From Resistance to Resilience—Stories from the Urban Risk Lab
Thu, 2/22 · 6:00 pm—8:00 pm · Betts Auditorium
Miho Mazereeuw, MIT
Miho Mazereeuw is Associate Professor of Architecture and Urbanism and Director of the Urban Risk Lab at MIT. Operating at several scales, her research focuses on designing cities to prepare for disasters such as earthquakes, flooding, and typhoons. With the Urban Risk Lab, she engages in extensive field work and community workshops, focusing on the needs of diverse cultures and contexts.
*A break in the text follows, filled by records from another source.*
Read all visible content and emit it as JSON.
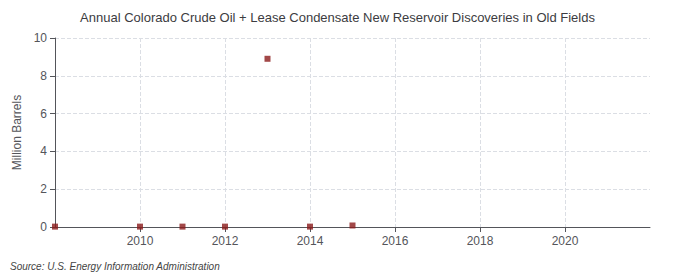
{
  "chart_data": {
    "type": "scatter",
    "title": "Annual Colorado Crude Oil + Lease Condensate New Reservoir Discoveries in Old Fields",
    "y_label": "Million Barrels",
    "annotations": [
      "Source: U.S. Energy Information Administration"
    ],
    "x": [
      2008,
      2010,
      2011,
      2012,
      2013,
      2014,
      2015
    ],
    "values": [
      0.02,
      0.02,
      0.02,
      0.02,
      8.9,
      0.02,
      0.08
    ],
    "color": "#8b1a1a",
    "marker": "square",
    "xlim": [
      2008,
      2022
    ],
    "xticks": [
      2010,
      2012,
      2014,
      2016,
      2018,
      2020
    ],
    "ylim": [
      0,
      10
    ],
    "yticks": [
      0,
      2,
      4,
      6,
      8,
      10
    ],
    "grid": true
  }
}
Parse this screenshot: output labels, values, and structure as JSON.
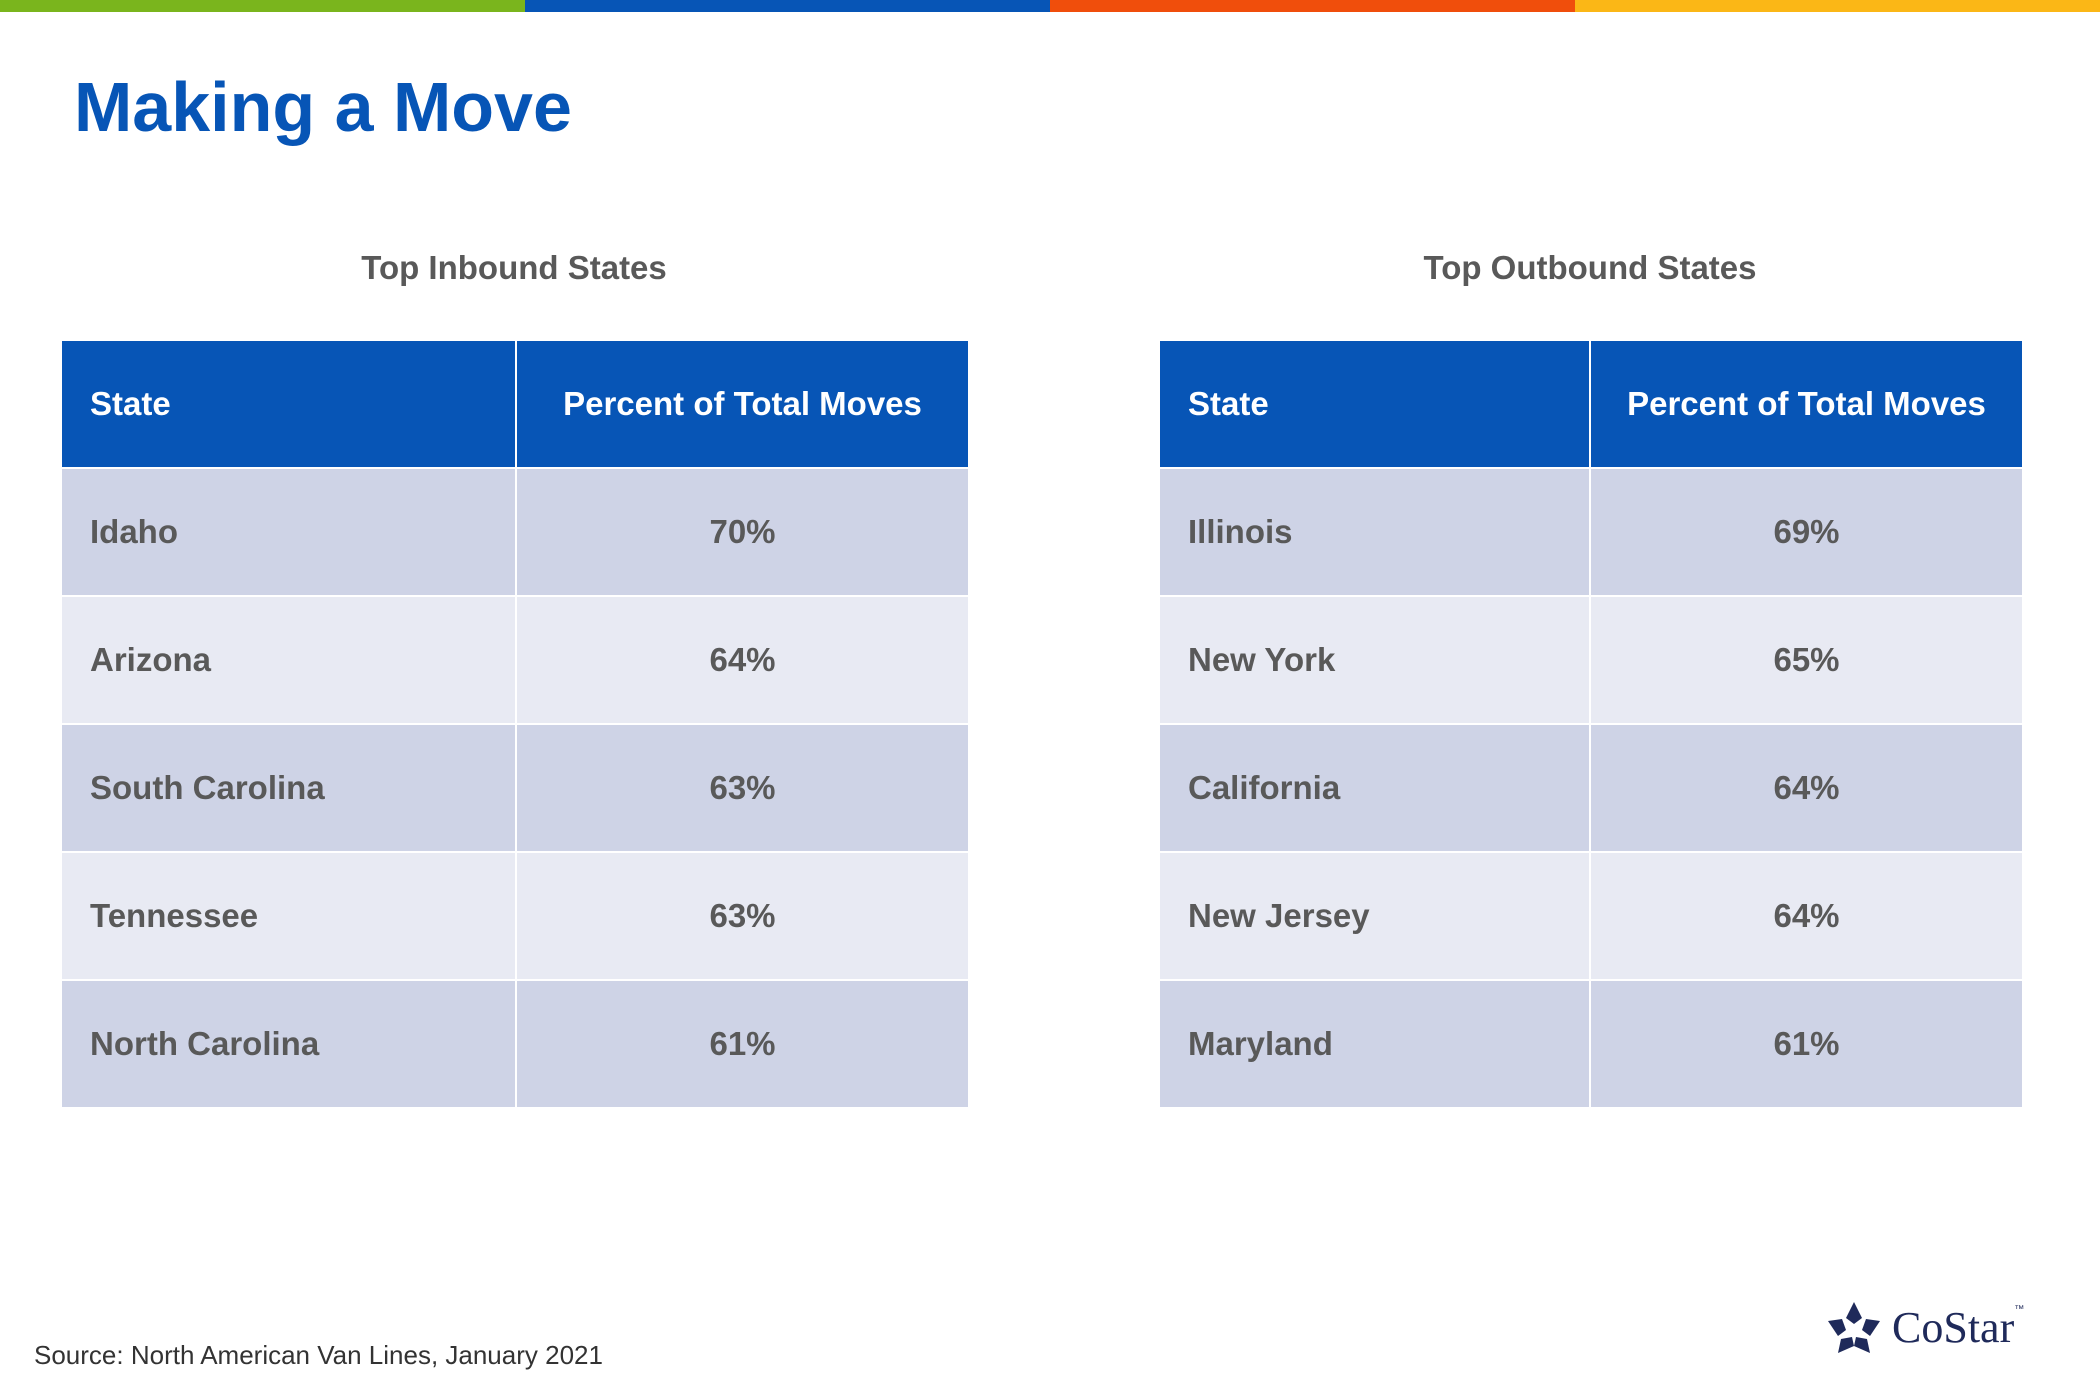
{
  "colors": {
    "bar_green": "#7ab51d",
    "bar_blue": "#0755b6",
    "bar_orange": "#f04e0c",
    "bar_yellow": "#fbb716",
    "title": "#0755b6",
    "header_bg": "#0755b6",
    "row_dark": "#ced3e6",
    "row_light": "#e8eaf3"
  },
  "title": "Making a Move",
  "inbound": {
    "caption": "Top Inbound States",
    "headers": [
      "State",
      "Percent of Total Moves"
    ],
    "rows": [
      {
        "state": "Idaho",
        "percent": "70%"
      },
      {
        "state": "Arizona",
        "percent": "64%"
      },
      {
        "state": "South Carolina",
        "percent": "63%"
      },
      {
        "state": "Tennessee",
        "percent": "63%"
      },
      {
        "state": "North Carolina",
        "percent": "61%"
      }
    ]
  },
  "outbound": {
    "caption": "Top Outbound States",
    "headers": [
      "State",
      "Percent of Total Moves"
    ],
    "rows": [
      {
        "state": "Illinois",
        "percent": "69%"
      },
      {
        "state": "New York",
        "percent": "65%"
      },
      {
        "state": "California",
        "percent": "64%"
      },
      {
        "state": "New Jersey",
        "percent": "64%"
      },
      {
        "state": "Maryland",
        "percent": "61%"
      }
    ]
  },
  "source": "Source: North American Van Lines, January 2021",
  "logo": {
    "icon": "costar-star-icon",
    "text": "CoStar",
    "tm": "™"
  }
}
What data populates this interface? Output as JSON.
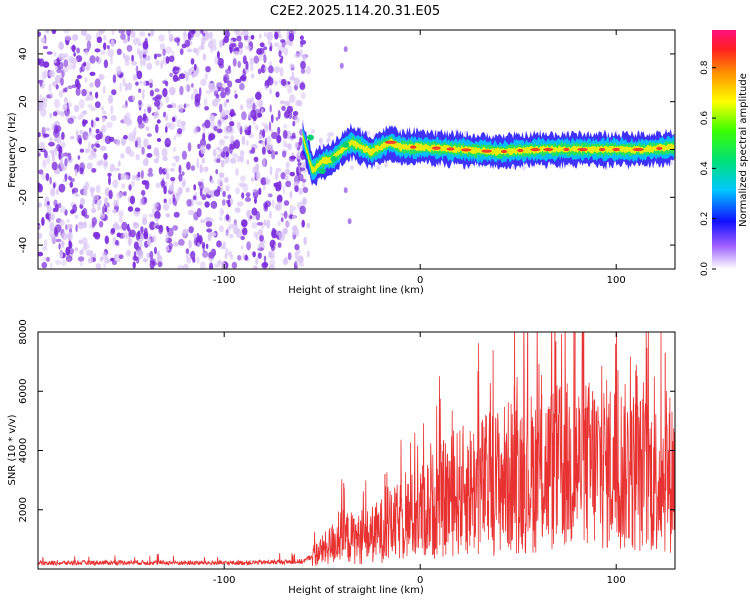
{
  "title": "C2E2.2025.114.20.31.E05",
  "colors": {
    "frame": "#000000",
    "snr_line": "#e83232",
    "noise": "#7a2bdc",
    "noise_light": "#d9c4f5"
  },
  "chart_data": [
    {
      "type": "heatmap",
      "name": "spectrogram",
      "xlabel": "Height of straight line (km)",
      "ylabel": "Frequency (Hz)",
      "xlim": [
        -195,
        130
      ],
      "ylim": [
        -50,
        50
      ],
      "x_ticks": [
        -100,
        0,
        100
      ],
      "y_ticks": [
        -40,
        -20,
        0,
        20,
        40
      ],
      "noise_region_x": [
        -195,
        -57
      ],
      "ridge": [
        [
          -60,
          6
        ],
        [
          -55,
          -9
        ],
        [
          -50,
          -5
        ],
        [
          -45,
          -4
        ],
        [
          -40,
          0
        ],
        [
          -35,
          3
        ],
        [
          -30,
          1
        ],
        [
          -25,
          -1
        ],
        [
          -20,
          1
        ],
        [
          -15,
          3
        ],
        [
          -10,
          1
        ],
        [
          0,
          1
        ],
        [
          20,
          0
        ],
        [
          40,
          -1
        ],
        [
          60,
          0
        ],
        [
          80,
          0
        ],
        [
          100,
          0
        ],
        [
          115,
          0
        ],
        [
          130,
          1
        ]
      ],
      "colorbar": {
        "label": "Normalized spectral amplitude",
        "range": [
          0,
          0.95
        ],
        "ticks": [
          0.0,
          0.2,
          0.4,
          0.6,
          0.8
        ]
      }
    },
    {
      "type": "line",
      "name": "snr",
      "xlabel": "Height of straight line (km)",
      "ylabel": "SNR (10 * v/v)",
      "xlim": [
        -195,
        130
      ],
      "ylim": [
        0,
        8000
      ],
      "x_ticks": [
        -100,
        0,
        100
      ],
      "y_ticks": [
        2000,
        4000,
        6000,
        8000
      ],
      "envelope": [
        [
          -195,
          200
        ],
        [
          -150,
          220
        ],
        [
          -100,
          200
        ],
        [
          -60,
          250
        ],
        [
          -48,
          700
        ],
        [
          -40,
          1100
        ],
        [
          -30,
          1000
        ],
        [
          -20,
          1300
        ],
        [
          -10,
          1600
        ],
        [
          0,
          1900
        ],
        [
          10,
          2300
        ],
        [
          20,
          2600
        ],
        [
          30,
          2800
        ],
        [
          40,
          3000
        ],
        [
          50,
          3200
        ],
        [
          60,
          3300
        ],
        [
          70,
          3400
        ],
        [
          80,
          3500
        ],
        [
          90,
          3500
        ],
        [
          100,
          3500
        ],
        [
          110,
          3300
        ],
        [
          120,
          3100
        ],
        [
          130,
          3300
        ]
      ],
      "peaks": [
        [
          -39,
          2900
        ],
        [
          -18,
          3200
        ],
        [
          48,
          6200
        ],
        [
          62,
          5900
        ],
        [
          79,
          8000
        ],
        [
          88,
          6000
        ],
        [
          110,
          6700
        ],
        [
          125,
          7300
        ]
      ]
    }
  ]
}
The Lab aspires to change the course of current global development trends through a radical shift in education and action to proactively embed preparedness and risk reduction in a rapidly urbanizing world.
Her forthcoming book, Design Before Disaster: Japan’s Culture of Preparedness (University of Virginia Press, 2024), offers a holistic framework to design for anticipated disasters and provides examples of resilient interventions in urban landscapes and architecture. She has also been the recipient of the Janet Darling Webel Prize, the Charles Eliot Traveling Fellowship, and the Wheelwright Prize.
Mazereeuw is both a registered architect and a registered landscape architect, and prior to joining MIT, she was an associate at the Office for Metropolitan Architecture (OMA). Additionally, she held teaching appointments at the Harvard Graduate School of Design and the University of Toronto. Mazereeuw received her Master of Architecture and Landscape Architecture with distinction from the Harvard Graduate School of Design.
Lectures made possible by the Jean Labatut Memorial Lectures in Architecture and Urban Planning Fund.